Son insolentes; quieren contagiarlo


Ellas son insolentes, atrevidas y desafiantes. Sin importar si visten con tacones, faldas o mallones, han decidido sacudirse los estigmas, enfrentar los pretextos y tomar las calles de la ciudad de México a bordo de sus bicicletas.

“Insolente es un proyecto de chicas para subir a más chicas a la bicicleta y la puedan usar como transporte; decidimos dar soluciones a ese tipo de pretextos que la gente tiene para no subirse a la bicicleta: que es inseguro, que no respetan, que voy a llegar sudando, que uso ropa de oficina”, explica Laura Endoqui, una de las principales promotoras de Insolente, el proyecto femenino para impulsar los viajes en bicicleta por toda la ciudad.

Es economista y ciclista. Vive en Azcapotzalco y su convicción por las bicicletas la ha llevado en ocasiones a viajar hasta Ciudad Universitaria.

“Cuando la tuve (la bicicleta), te das cuenta de todo el tiempo que pierdes en el transporte, en el Metro, las fricciones con la gente, el tráfico. Te cambia la visión de la ciudad”, relata Laura.

“Insolente significa que es una acción en desuso y ser chica en bicicleta y andar así (con falda y tacones) para irte a la oficina y trabajo, no es muy común; además queremos provocar, tener una reacción en la gente”, dice.

En @yoinsolente, como se llaman en Twitter, un proyecto que busca contagiar la pasión por la bicicleta entre las mujeres, hay más de 70 jovencitas que desean participar en la promoción del uso de ese transporte. Y cada día se suman más.

Muchas desean que las chicas insolentes las acompañen de su casa al trabajo. Esa es una de las actividades que más promueven y de las que se encarga, sobre todo, Laura Endoqui.

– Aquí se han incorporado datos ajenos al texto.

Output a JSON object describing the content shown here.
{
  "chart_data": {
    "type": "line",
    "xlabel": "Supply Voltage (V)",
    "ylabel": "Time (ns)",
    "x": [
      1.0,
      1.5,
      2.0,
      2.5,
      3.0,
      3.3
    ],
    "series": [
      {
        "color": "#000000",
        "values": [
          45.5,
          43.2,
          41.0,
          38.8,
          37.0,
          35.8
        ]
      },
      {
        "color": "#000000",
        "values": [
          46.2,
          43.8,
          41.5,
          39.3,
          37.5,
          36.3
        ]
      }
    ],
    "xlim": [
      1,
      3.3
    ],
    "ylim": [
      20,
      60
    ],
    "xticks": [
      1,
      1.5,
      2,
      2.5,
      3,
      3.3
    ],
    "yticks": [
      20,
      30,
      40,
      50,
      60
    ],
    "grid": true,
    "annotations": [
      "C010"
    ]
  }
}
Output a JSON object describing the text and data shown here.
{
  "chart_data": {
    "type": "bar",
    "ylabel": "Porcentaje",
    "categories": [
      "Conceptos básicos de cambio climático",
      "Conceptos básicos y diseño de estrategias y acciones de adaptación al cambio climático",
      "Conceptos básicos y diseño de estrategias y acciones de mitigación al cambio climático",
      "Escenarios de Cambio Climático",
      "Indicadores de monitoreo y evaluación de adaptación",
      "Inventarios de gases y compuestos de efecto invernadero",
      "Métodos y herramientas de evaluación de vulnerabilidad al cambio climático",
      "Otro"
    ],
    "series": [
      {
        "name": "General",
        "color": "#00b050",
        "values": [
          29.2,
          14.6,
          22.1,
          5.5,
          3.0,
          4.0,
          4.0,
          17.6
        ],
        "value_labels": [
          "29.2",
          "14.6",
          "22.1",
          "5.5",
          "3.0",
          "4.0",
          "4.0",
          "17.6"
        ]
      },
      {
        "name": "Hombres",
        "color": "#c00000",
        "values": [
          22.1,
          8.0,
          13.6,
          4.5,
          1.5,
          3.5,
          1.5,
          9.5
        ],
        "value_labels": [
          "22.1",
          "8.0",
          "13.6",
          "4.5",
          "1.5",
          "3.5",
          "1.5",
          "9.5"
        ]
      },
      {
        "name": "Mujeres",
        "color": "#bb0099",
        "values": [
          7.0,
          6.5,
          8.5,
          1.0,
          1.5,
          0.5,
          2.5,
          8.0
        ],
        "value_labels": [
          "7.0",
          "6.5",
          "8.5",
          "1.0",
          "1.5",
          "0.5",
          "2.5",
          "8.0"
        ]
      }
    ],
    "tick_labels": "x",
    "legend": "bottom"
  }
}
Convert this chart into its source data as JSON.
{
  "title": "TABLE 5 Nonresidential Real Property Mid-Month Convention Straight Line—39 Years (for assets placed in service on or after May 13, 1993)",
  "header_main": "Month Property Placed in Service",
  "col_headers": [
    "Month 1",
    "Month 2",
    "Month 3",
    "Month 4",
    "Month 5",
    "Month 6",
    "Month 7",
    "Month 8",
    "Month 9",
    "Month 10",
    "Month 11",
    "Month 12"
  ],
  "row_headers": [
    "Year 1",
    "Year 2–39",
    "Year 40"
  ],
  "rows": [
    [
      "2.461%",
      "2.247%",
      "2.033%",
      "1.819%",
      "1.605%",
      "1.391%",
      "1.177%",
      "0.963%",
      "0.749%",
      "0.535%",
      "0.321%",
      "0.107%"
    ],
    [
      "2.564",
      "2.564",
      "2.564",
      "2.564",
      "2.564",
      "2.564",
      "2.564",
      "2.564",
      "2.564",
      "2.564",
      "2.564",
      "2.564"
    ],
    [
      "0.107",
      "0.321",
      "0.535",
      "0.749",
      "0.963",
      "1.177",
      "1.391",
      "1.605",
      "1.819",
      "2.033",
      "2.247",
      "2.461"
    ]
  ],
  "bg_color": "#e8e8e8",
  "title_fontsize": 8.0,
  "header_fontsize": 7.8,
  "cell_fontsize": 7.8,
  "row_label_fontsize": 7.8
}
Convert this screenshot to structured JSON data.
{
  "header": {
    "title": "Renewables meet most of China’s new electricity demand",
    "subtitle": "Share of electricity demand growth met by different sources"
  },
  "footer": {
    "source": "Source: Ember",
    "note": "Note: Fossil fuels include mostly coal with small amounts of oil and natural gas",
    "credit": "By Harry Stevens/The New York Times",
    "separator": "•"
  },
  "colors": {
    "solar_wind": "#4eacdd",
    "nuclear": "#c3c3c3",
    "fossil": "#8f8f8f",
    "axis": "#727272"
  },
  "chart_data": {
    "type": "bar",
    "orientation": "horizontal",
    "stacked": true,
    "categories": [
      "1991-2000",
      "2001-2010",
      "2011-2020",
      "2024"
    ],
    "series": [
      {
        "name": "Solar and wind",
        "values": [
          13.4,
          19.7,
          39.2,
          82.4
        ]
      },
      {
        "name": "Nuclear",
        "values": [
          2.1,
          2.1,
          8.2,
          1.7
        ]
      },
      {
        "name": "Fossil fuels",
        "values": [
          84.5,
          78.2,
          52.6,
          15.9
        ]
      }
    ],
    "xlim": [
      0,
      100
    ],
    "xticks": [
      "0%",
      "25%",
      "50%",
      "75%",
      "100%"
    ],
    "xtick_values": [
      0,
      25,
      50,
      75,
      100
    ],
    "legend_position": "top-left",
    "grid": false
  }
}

—¿Cómo te llevas con tu bici?

—Muy bien, es cómoda, es rápida. Te subes a otra y está padre probar, pero siempre quieres regresar a la tuy, responde @Laubew.

Naomi Araiza es de descendencia japonesa. Alta, de cabello lacio y largo, no comprende cuando le preguntan por qué usa bicicleta con traje sastre y tacones. “¿Cómo se supone que debo vestir si voy a mi trabajo?”, responde.

“Vaya o no en tacones, genero casi siempre las mismas impresiones. A los hombres, les gustas. Con las mujeres es otro tipo de reacción: ‘órale, ¿a poco se puede?’”

Para Naomi, sociolingüista, la bici otorga un poder distinto a las mujeres y cambia a la ciudad.

Para Mónica Perea, lo insolente lo trae desde pequeña. Lo de usar vestido y pedalear no es nuevo. Forma parte de su coquetería, de su forma de ser: “Desde chiquita, insolente”. “Me acuerdo que cuando tenía ocho años y era mi primera comunión, mi vestido era cortito porque yo quería andar en bici. Todo mundo recuerda que en la fiesta, después de salir, agarré mi bici y me fui”, platica @Moniquiquii.